周りに迷惑かけて、結果、貴女が苦しむかも、知れないから、

今日は、気を付けるように、警告をしに来たの」

「警告……」


するとシスターは笑いながら、


「私って、お節介焼きなのよね。前もナナシがやって来るんじゃないかって、

奴がおもちゃにしていたネレイデスの子孫を見張ったたんだけど、

ひどい境遇だったからついお節介を焼いちゃったのよね」


と言った後、自虐的に


「神以外に係わることは粛清官としては、あまりよくないんだけどね」


シスターは、何となくだけど、大十字に似てるような気がした。


 ここで、ジャンヌさんは、


「私は、事情を知って、気になって様子見に来たのよ。

まあ、私もお節介ってところかしらね」


俺は、


「心配してくれてありがとうございます」


お礼を言っておいた。するとジャンヌさんは、


「ところで、今日、仕事は?」

「ありませんけど?」

「それじゃあ……」


とジャンヌさんはある提案をした。

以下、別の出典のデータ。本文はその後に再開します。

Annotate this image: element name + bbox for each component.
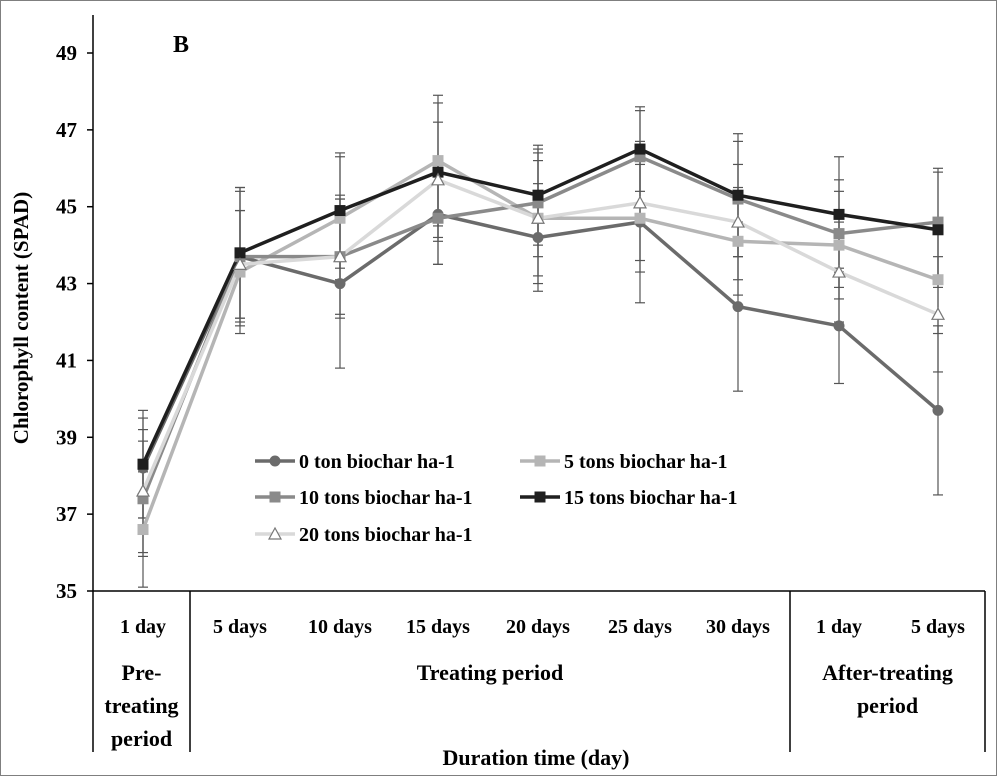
- group-label: period: [111, 726, 172, 751]
- data-point: [833, 208, 845, 220]
- data-point: [430, 172, 446, 186]
- legend-swatch-marker: [269, 491, 281, 503]
- y-tick-label: 41: [56, 348, 77, 372]
- legend-label: 15 tons biochar ha-1: [564, 487, 738, 509]
- data-point: [932, 274, 944, 286]
- group-label: After-treating: [822, 660, 953, 685]
- data-point: [831, 264, 847, 278]
- x-tick-label: 20 days: [506, 616, 570, 638]
- legend-swatch-marker: [267, 526, 283, 540]
- data-point: [532, 231, 544, 243]
- data-point: [137, 524, 149, 536]
- x-tick-label: 5 days: [911, 616, 965, 638]
- group-label: Treating period: [417, 660, 563, 685]
- legend-label: 20 tons biochar ha-1: [299, 524, 473, 546]
- tick-labels: 35 37 39 41 43 45 47 49 1 day 5 days 10 days 15 day…: [56, 41, 965, 751]
- panel-label: B: [173, 32, 189, 58]
- series-markers: [135, 143, 946, 536]
- y-tick-label: 35: [56, 579, 77, 603]
- axes: [87, 15, 986, 752]
- data-point: [530, 210, 546, 224]
- data-point: [732, 235, 744, 247]
- y-tick-label: 43: [56, 272, 77, 296]
- legend-label: 10 tons biochar ha-1: [299, 487, 473, 509]
- x-tick-label: 5 days: [213, 616, 267, 638]
- data-point: [634, 143, 646, 155]
- group-label: Pre-: [122, 660, 162, 685]
- group-label: treating: [104, 693, 178, 718]
- y-tick-label: 39: [56, 425, 77, 449]
- data-point: [932, 224, 944, 236]
- data-point: [833, 228, 845, 240]
- x-tick-label: 10 days: [308, 616, 372, 638]
- data-point: [135, 483, 151, 497]
- legend-swatch-marker: [534, 491, 546, 503]
- data-point: [232, 257, 248, 270]
- data-point: [732, 301, 744, 313]
- data-point: [833, 320, 845, 332]
- data-point: [732, 189, 744, 201]
- legend-label: 5 tons biochar ha-1: [564, 451, 728, 473]
- data-point: [634, 212, 646, 224]
- data-point: [932, 404, 944, 416]
- y-tick-label: 45: [56, 195, 77, 219]
- x-axis-label: Duration time (day): [443, 745, 630, 770]
- data-point: [334, 205, 346, 217]
- data-point: [332, 249, 348, 263]
- legend: 0 ton biochar ha-1 5 tons biochar ha-1 10 …: [255, 451, 738, 546]
- y-tick-label: 49: [56, 41, 77, 65]
- x-tick-label: 1 day: [120, 616, 166, 638]
- series-line-0: [141, 212, 940, 469]
- y-tick-label: 37: [56, 502, 77, 526]
- data-point: [833, 239, 845, 251]
- data-point: [334, 278, 346, 290]
- data-point: [532, 189, 544, 201]
- group-label: period: [857, 693, 918, 718]
- x-tick-label: 30 days: [706, 616, 770, 638]
- data-point: [137, 458, 149, 470]
- legend-swatch-marker: [269, 455, 281, 467]
- data-point: [632, 195, 648, 209]
- y-tick-label: 47: [56, 118, 77, 142]
- x-tick-label: 1 day: [816, 616, 862, 638]
- data-point: [432, 212, 444, 224]
- error-bars: [138, 94, 943, 588]
- y-axis-label: Chlorophyll content (SPAD): [9, 192, 33, 444]
- x-tick-label: 25 days: [608, 616, 672, 638]
- data-point: [432, 155, 444, 167]
- data-point: [730, 214, 746, 228]
- data-point: [930, 307, 946, 320]
- legend-swatch-marker: [534, 455, 546, 467]
- data-point: [234, 247, 246, 259]
- legend-label: 0 ton biochar ha-1: [299, 451, 455, 473]
- x-tick-label: 15 days: [406, 616, 470, 638]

そして俺より先にベルが、


「えっ!」


と声を上げた。するとジャンヌさんは、


「もちろんベルさんも一緒よ」

「そう言うんじゃなくて……」


更に、


「シスターもどうです?」


と誘うが、


「いや、私は興味あるけど、ルシファーがうるさいから、

遠慮するわ。ナナシの調査もあるしね。とにかく警告はしたわよ。それじゃ」


そう言って、そそくさと帰って行った。ここで、リリアも


「アタシも混ぜてよね」


とノリノリで言って来る。


 この後、起きた事は、ここに記すことはできないが、

ただ、シスターの言っていた「周りに迷惑」と言うのを考えれば、

今後あの5人との仕事は、控えた方がいいのかもしれない。

そんな事を、感じた。







 


 某所にて、ナナシは暇そうにしていた。


「そろそろ、飽きちゃったな。デリックって奴にも」


取り敢えずナナシはデリックを匿ってはいたが、

見捨てる気満々である。


「暗黒神とぶつけてみたら面白い事が起こると思ったんだけど……」


どうにも期待外れだったようである。


「所詮は、小物か、まあジムも小物だけど、

あっちはなんか面白いんだよな。

でも最近は忙しいようだけど」


 そしてこの後の事を、色々と巡らせた。

一応、見捨てることは決定事項だが、問題はどうするかである。


「まあ、暗黒神にぶつけるの決定事項だけど……」


既に和樹に手を出しているので、ぶつけてるも同然、

このままでは面白みがないと言ったところ


「取り敢えず、魔獣でいい思いをしてきたのだから、

やっぱり魔獣で散ってもらうか……」


でも、やはり何か足りない。


「そうだ、最近よくパーティーを組んでいるあの5人も、

巻き添えにしちゃおうかな。フフフ……」


どうやら考えがまとまったようである。


「楽しみだなぁ、暗黒神」


今後の事が決まって上機嫌になるナナシであった。